Senior Community Member
Not all of them have the same training as CPSTs - some go through a 4-hr class, or a one day seminar or something. But in my class, I was one of few "civilians" - LOL! It was mostly made up of firefighters (the county that was providing it has all of their firefighter cadets go through the training and it's part of their score for their cadet school), then a couple of state troopers, one or two sheriff deputies, two NICU nurses, some driver training folks (ex-Marines), and a NHTSA contractor who does crash reconstruction. So, yes, some of them are trained...
 

JaRylan

New member
Michelle,
I am not saying I know everthing, because I don't , all I am trying to do is tell people what I do know & what I have learned.

...and that is all the other person is trying to do too. They only know what they know and what they have learned. It's so difficult to find a receptive audience.

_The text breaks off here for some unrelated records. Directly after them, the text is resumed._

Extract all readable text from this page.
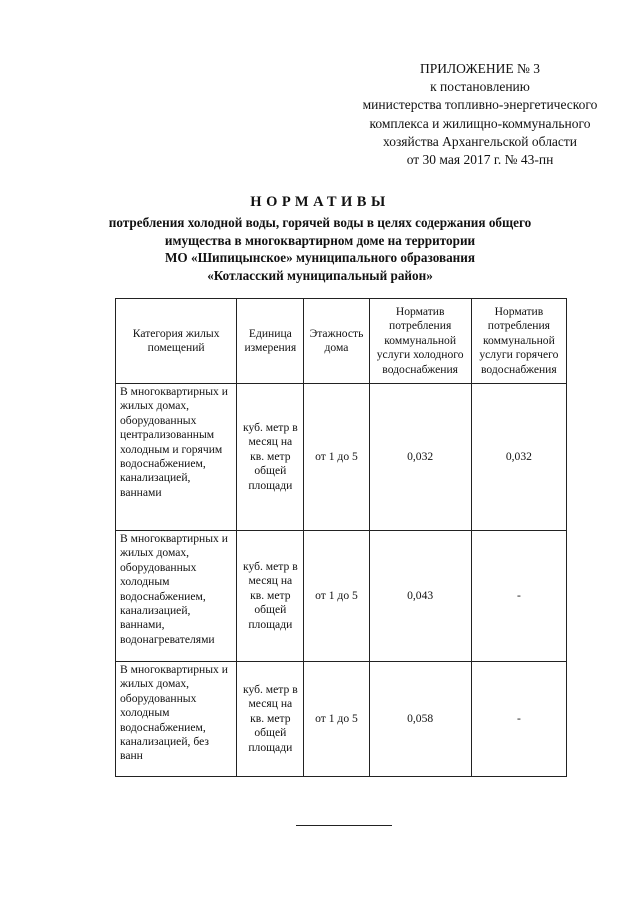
ПРИЛОЖЕНИЕ № 3
к постановлению
министерства топливно-энергетического
комплекса и жилищно-коммунального
хозяйства Архангельской области
от 30 мая 2017 г. № 43-пн
НОРМАТИВЫ
потребления холодной воды, горячей воды в целях содержания общего
имущества в многоквартирном доме на территории
МО «Шипицынское» муниципального образования
«Котласский муниципальный район»
Категория жилых помещений	Единица измерения	Этажность дома	Норматив потребления коммунальной услуги холодного водоснабжения	Норматив потребления коммунальной услуги горячего водоснабжения
В многоквартирных и жилых домах, оборудованных централизованным холодным и горячим водоснабжением, канализацией, ваннами	куб. метр в месяц на кв. метр общей площади	от 1 до 5	0,032	0,032
В многоквартирных и жилых домах, оборудованных холодным водоснабжением, канализацией, ваннами, водонагревателями	куб. метр в месяц на кв. метр общей площади	от 1 до 5	0,043	-
В многоквартирных и жилых домах, оборудованных холодным водоснабжением, канализацией, без ванн	куб. метр в месяц на кв. метр общей площади	от 1 до 5	0,058	-
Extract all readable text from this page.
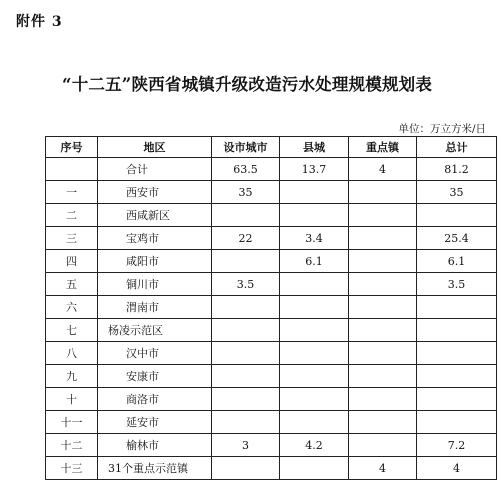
附件 3
“十二五”陕西省城镇升级改造污水处理规模规划表
单位：万立方米/日
序号	地区	设市城市	县城	重点镇	总计
	合计	63.5	13.7	4	81.2
一	西安市	35			35
二	西咸新区				
三	宝鸡市	22	3.4		25.4
四	咸阳市		6.1		6.1
五	铜川市	3.5			3.5
六	渭南市				
七	杨凌示范区				
八	汉中市				
九	安康市				
十	商洛市				
十一	延安市				
十二	榆林市	3	4.2		7.2
十三	31个重点示范镇			4	4
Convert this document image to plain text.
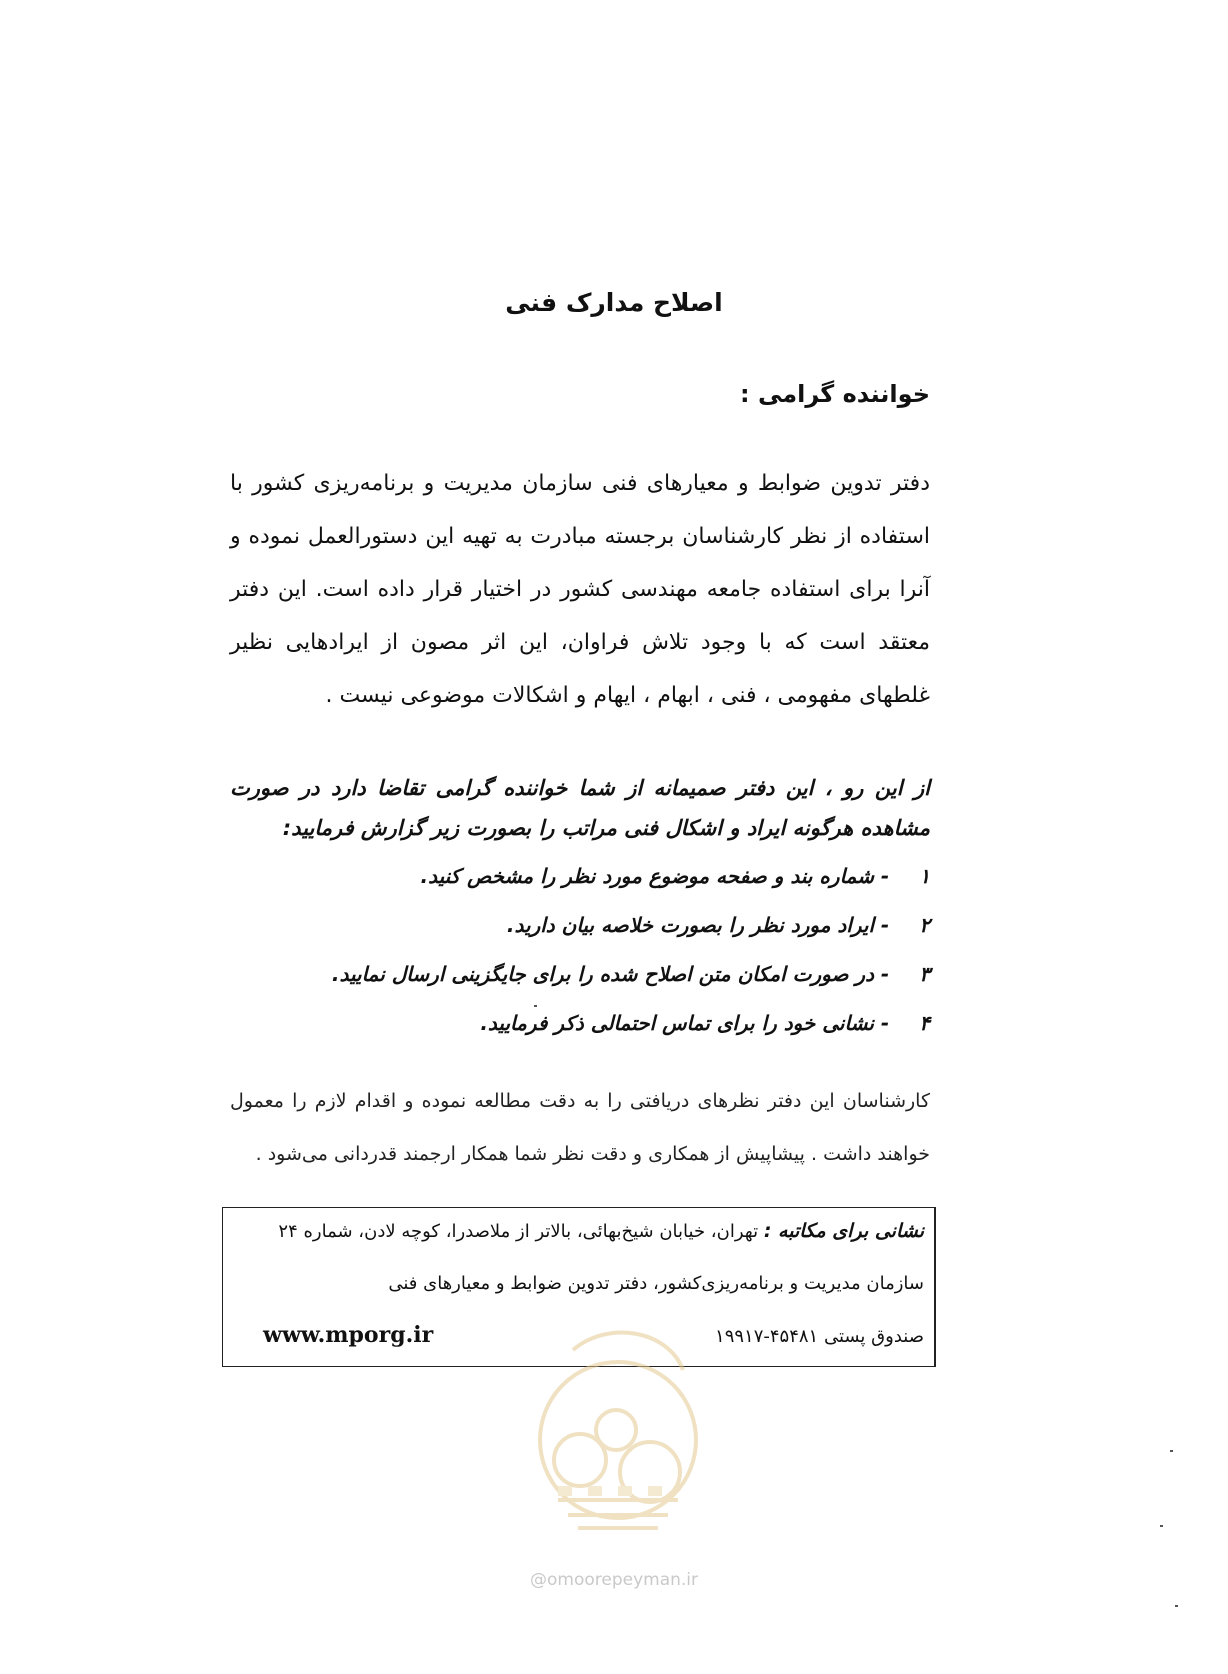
اصلاح مدارک فنی
خواننده گرامی :
دفتر تدوین ضوابط و معیارهای فنی سازمان مدیریت و برنامه‌ریزی کشور با استفاده از نظر کارشناسان برجسته مبادرت به تهیه این دستورالعمل نموده و آنرا برای استفاده جامعه مهندسی کشور در اختیار قرار داده است. این دفتر معتقد است که با وجود تلاش فراوان، این اثر مصون از ایرادهایی نظیر غلطهای مفهومی ، فنی ، ابهام ، ایهام و اشکالات موضوعی نیست .
از این رو ، این دفتر صمیمانه از شما خواننده گرامی تقاضا دارد در صورت مشاهده هرگونه ایراد و اشکال فنی مراتب را بصورت زیر گزارش فرمایید:
۱
-
شماره بند و صفحه موضوع مورد نظر را مشخص کنید.
۲
-
ایراد مورد نظر را بصورت خلاصه بیان دارید.
۳
-
در صورت امکان متن اصلاح شده را برای جایگزینی ارسال نمایید.
۴
-
نشانی خود را برای تماس احتمالی ذکر فرمایید.
کارشناسان این دفتر نظرهای دریافتی را به دقت مطالعه نموده و اقدام لازم را معمول خواهند داشت . پیشاپیش از همکاری و دقت نظر شما همکار ارجمند قدردانی می‌شود .
نشانی برای مکاتبه : تهران، خیابان شیخ‌بهائی، بالاتر از ملاصدرا، کوچه لادن، شماره ۲۴
سازمان مدیریت و برنامه‌ریزی‌کشور، دفتر تدوین ضوابط و معیارهای فنی
صندوق پستی ۴۵۴۸۱-۱۹۹۱۷
www.mporg.ir
@omoorepeyman.ir
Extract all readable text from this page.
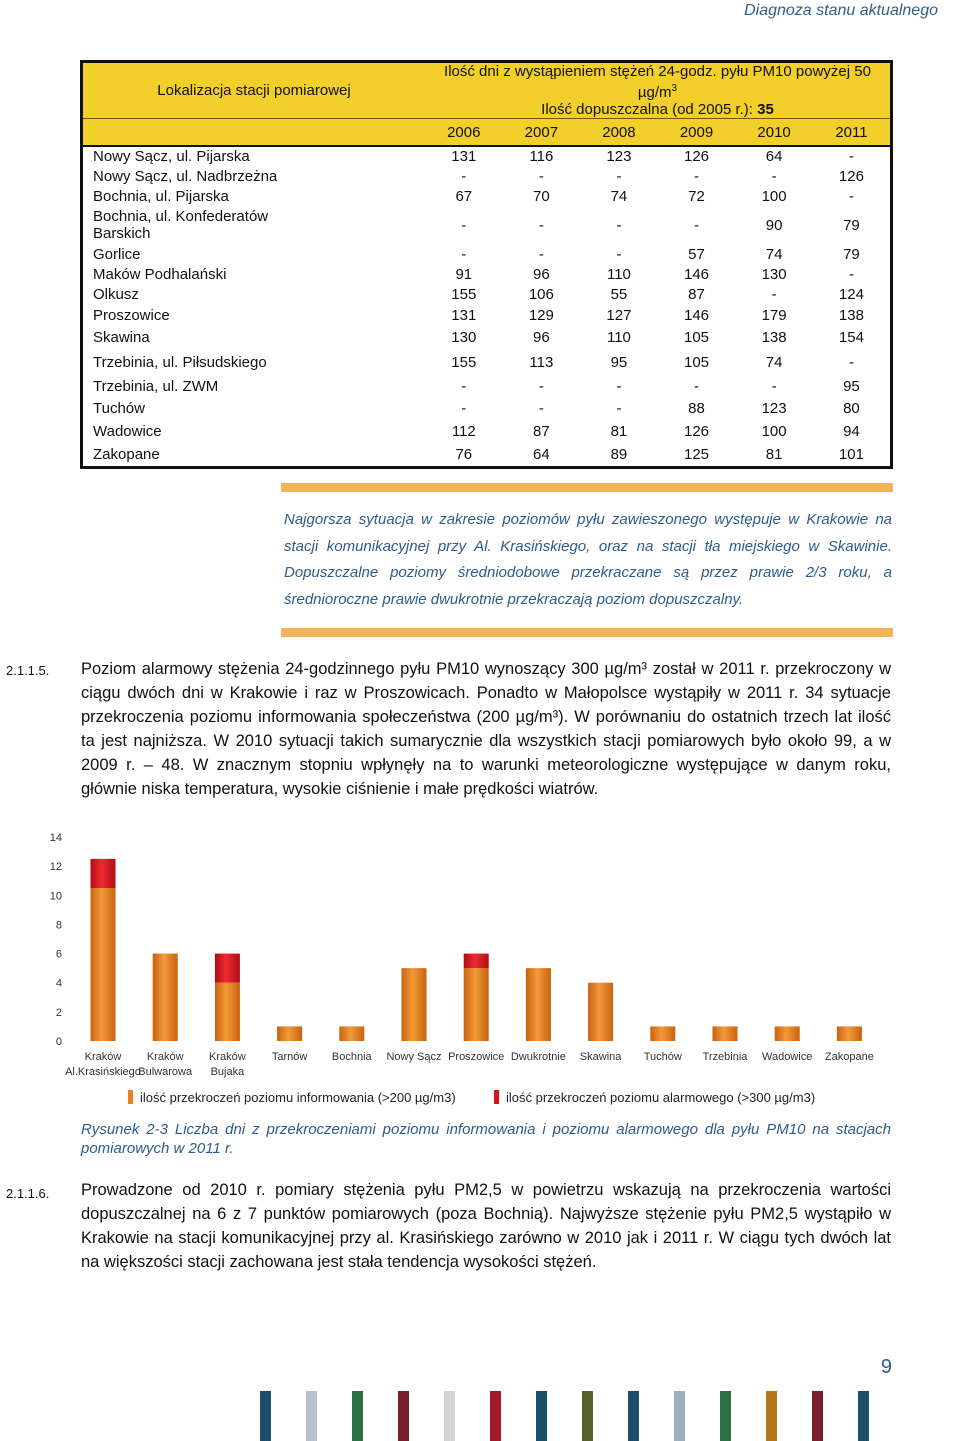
Diagnoza stanu aktualnego
Lokalizacja stacji pomiarowej	Ilość dni z wystąpieniem stężeń 24-godz. pyłu PM10 powyżej 50 $\mu g/m^3$
Ilość dopuszczalna (od 2005 r.): 35					

	2006	2007	2008	2009	2010	2011
Nowy Sącz, ul. Pijarska	131	116	123	126	64	-
Nowy Sącz, ul. Nadbrzeżna	-	-	-	-	-	126
Bochnia, ul. Pijarska	67	70	74	72	100	-
Bochnia, ul. Konfederatów Barskich	-	-	-	-	90	79
Gorlice	-	-	-	57	74	79
Maków Podhalański	91	96	110	146	130	-
Olkusz	155	106	55	87	-	124
Proszowice	131	129	127	146	179	138
Skawina	130	96	110	105	138	154
Trzebinia, ul. Piłsudskiego	155	113	95	105	74	-
Trzebinia, ul. ZWM	-	-	-	-	-	95
Tuchów	-	-	-	88	123	80
Wadowice	112	87	81	126	100	94
Zakopane	76	64	89	125	81	101
Najgorsza sytuacja w zakresie poziomów pyłu zawieszonego występuje w Krakowie na stacji komunikacyjnej przy Al. Krasińskiego, oraz na stacji tła miejskiego w Skawinie. Dopuszczalne poziomy średniodobowe przekraczane są przez prawie 2/3 roku, a średnioroczne prawie dwukrotnie przekraczają poziom dopuszczalny.
2.1.1.5. Poziom alarmowy stężenia 24-godzinnego pyłu PM10 wynoszący 300 µg/m³ został w 2011 r. przekroczony w ciągu dwóch dni w Krakowie i raz w Proszowicach. Ponadto w Małopolsce wystąpiły w 2011 r. 34 sytuacje przekroczenia poziomu informowania społeczeństwa (200 µg/m³). W porównaniu do ostatnich trzech lat ilość ta jest najniższa. W 2010 sytuacji takich sumarycznie dla wszystkich stacji pomiarowych było około 99, a w 2009 r. – 48. W znacznym stopniu wpłynęły na to warunki meteorologiczne występujące w danym roku, głównie niska temperatura, wysokie ciśnienie i małe prędkości wiatrów.
0
2
4
6
8
10
12
14
Kraków
Al.Krasińskiego
Kraków
Bulwarowa
Kraków
Bujaka
Tarnów Bochnia Nowy Sącz Proszowice Dwukrotnie Skawina Tuchów Trzebinia Wadowice Zakopane
ilość przekroczeń poziomu informowania (>200 µg/m3)	ilość przekroczeń poziomu alarmowego (>300 µg/m3)
Rysunek 2-3 Liczba dni z przekroczeniami poziomu informowania i poziomu alarmowego dla pyłu PM10 na stacjach pomiarowych w 2011 r.
2.1.1.6. Prowadzone od 2010 r. pomiary stężenia pyłu PM2,5 w powietrzu wskazują na przekroczenia wartości dopuszczalnej na 6 z 7 punktów pomiarowych (poza Bochnią). Najwyższe stężenie pyłu PM2,5 wystąpiło w Krakowie na stacji komunikacyjnej przy al. Krasińskiego zarówno w 2010 jak i 2011 r. W ciągu tych dwóch lat na większości stacji zachowana jest stała tendencja wysokości stężeń.
9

It's hard when you care so much and have done research, I know the feeling (I think everyone here does, lol). Last week a parent on my regional board asked questions about flying with her 11 week old daughter. I mentioned that having her in a carseat and in her own seat on the plane would be best. The thread went really well and the mom thanked me and expressed her anger that it isn't mandatory to use a carseat on the plane (maybe I have a future carseat compassionate friend in training)...but I feel bad that I caused her stress about travelling especially since she is a first time mom. :( She asked about using a snugli to hold the baby on the plane and when several people said it wouldn't be allowed and then she asked why I searched long and hard on here to find something besides "your baby would be your airbag". Instead I ended up quoting someone on here that said "the same reason that you can't use a snugli in a vehicle" (or something like that).

It's hard not to say something, but I've decided that I'll only give unsolicited advice to family/friends. And even then I learned to say it once then drop it. Otherwise, it may damage relationships. So unless it's a dire emergency and the child's life is in imminent danger (child not restrained at all or toddler in booster), then I try to keep my mouth shut if they're within the law. I think there is "safe" and I think there are "best practices". A child who is 14 months and FF'ing doesn't bother me as much as an improperly installed/used seat, an expired/over-the-weight-limit seat, one that's loose, etc.

I know you meant well, but you told him two things he was doing "wrong" pretty quickly. If it were me, I would be offended b/c I think all parents (well, almost all) have their child's best interest in mind. And they do the very best that they think they could be doing. So when we decide to say something to someone - no matter if it's carseat related or not - choosing words carefully and not putting the other person on the offensive is an important step if we're wanting them to listen. I learned that really well when I assisted with my first seatcheck after my CPST class. The officer who holds the checks - on his own unpaid time - always compliments the parents first. "Wow, I see you've spent alot of time trying to get this in here. And the center of the backseat - great location. You must have done some research on this - great job. There are two things, however, that could be improved a little..., etc, etc." And parents love him!

Good advice. I think once I become certified I am going to put something in my signature on my other message board (the one where I have lots of friends that I have met face to face and our kids play together) that says I am certified and if you have questions click here. I don't want people thinking that I am judging their parenting skills or that I don't think that they are keeping their kids as safe as possible.

I really like how the officer compliments the parents first, that is a great approach.